By compiling and categorizing the content, the key points and definitions are presented in a structured and organized manner for better understanding.
This is an improvement in the shear amount of information created. And although we did pick up definitions on the uncertainty principle (found in key concepts not definitions) and determinism, we did not find locality. Again, this can come down to prompt engineering or how well we break up the incoming information. From this point of view I have a “good enough” solution that at least mentions 80% of the new class specific definitions (locality is mentioned once with a vague definition, it could come up in future lectures with more emphasis). The video is still important to watch, but if we wanted to follow the class and say, go to third party material for those specific definitions, this is a great way to compile a list of where to start.
Conclusion#
I generally try to produce projects that I would use in the future, but the amount of work required to make this particularly useful to me requires more experience in other domains and a lot more time. A good application to this process would be some sort of web plugin or video player plugin, that pre-generates the notes and gives us real time context and maybe definitions as we go.
If you pay attention closely to the original lecture, many of the definitions provided by our final prompt were not explicitly stated by the lecturer. There are pros and cons to this approach. On one hand, we get very basic definitions that are assumed to be known, such as the definition of “trivial” or “probability”. This is great because in practice, not everyone comes in with all of the basics they need to succeed. This is also bad because part of the learning process is developing a vocabulary for the subject matter by reading context clues surrounding the jargon. Too much learning could be potentially taken away from the student. Another con is that I am not absolutely certain that the definitions in the summary ARE the definitions defined within the lecture. ChatGPT may be using it’s own definition. For simple subjects, this is probably ok, but for more complex topics, ChatGPT may get some nuances wrong.
This brings me to my ideal use case for this type of note summarization. It would be either an application itself, or a plugin to a popular video player such as VLC. The application would alter the lecture process as such.
- A video player that contains some sort of interaction box below it for students to follow along with.
- When something not basic is said, such as a definition that is not immediately defined, it will appear either with the definitions or for the student to click on.
- Periodically throughout the video, your definition and problem solving ability will be tested with a brief quiz (creating the quiz could be an application of an LLM that is curated by a human).
- For classes that you are attending, relevant information such as test and quiz dates could be parsed and handled, and available to access at any time.
- Going even further, maybe there is some sort of account management where you can share notes with other students, corrections to syllabus details, etc.
Lectures, in my eyes, are one of the lowest forms of learning.

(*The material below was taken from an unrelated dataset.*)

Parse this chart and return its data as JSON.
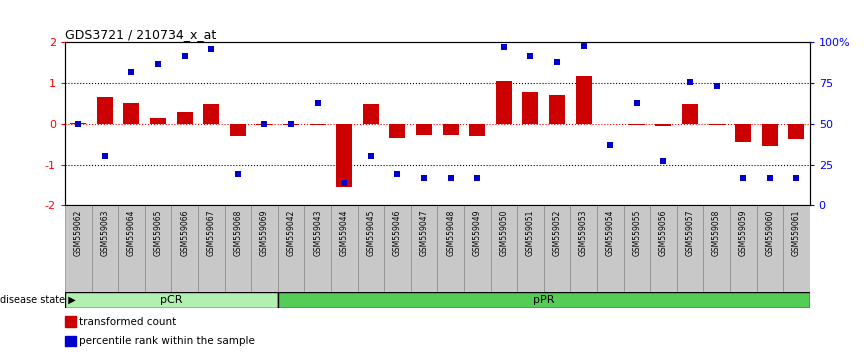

They require us to be active listeners to gain anything of value, but do not coerce us to do anything beyond simply tagging along. Adding periodic check-ins and real-time interactions would make it easier to stay engaged and pay attention. All these little moments of learning add up and can prevent students from cramming, which is well known for producing high amounts of stress, and poor short/long term results. LLM’s have great potential but require much creativity to help us learn about different subjects and improve our understanding in a classroom setting.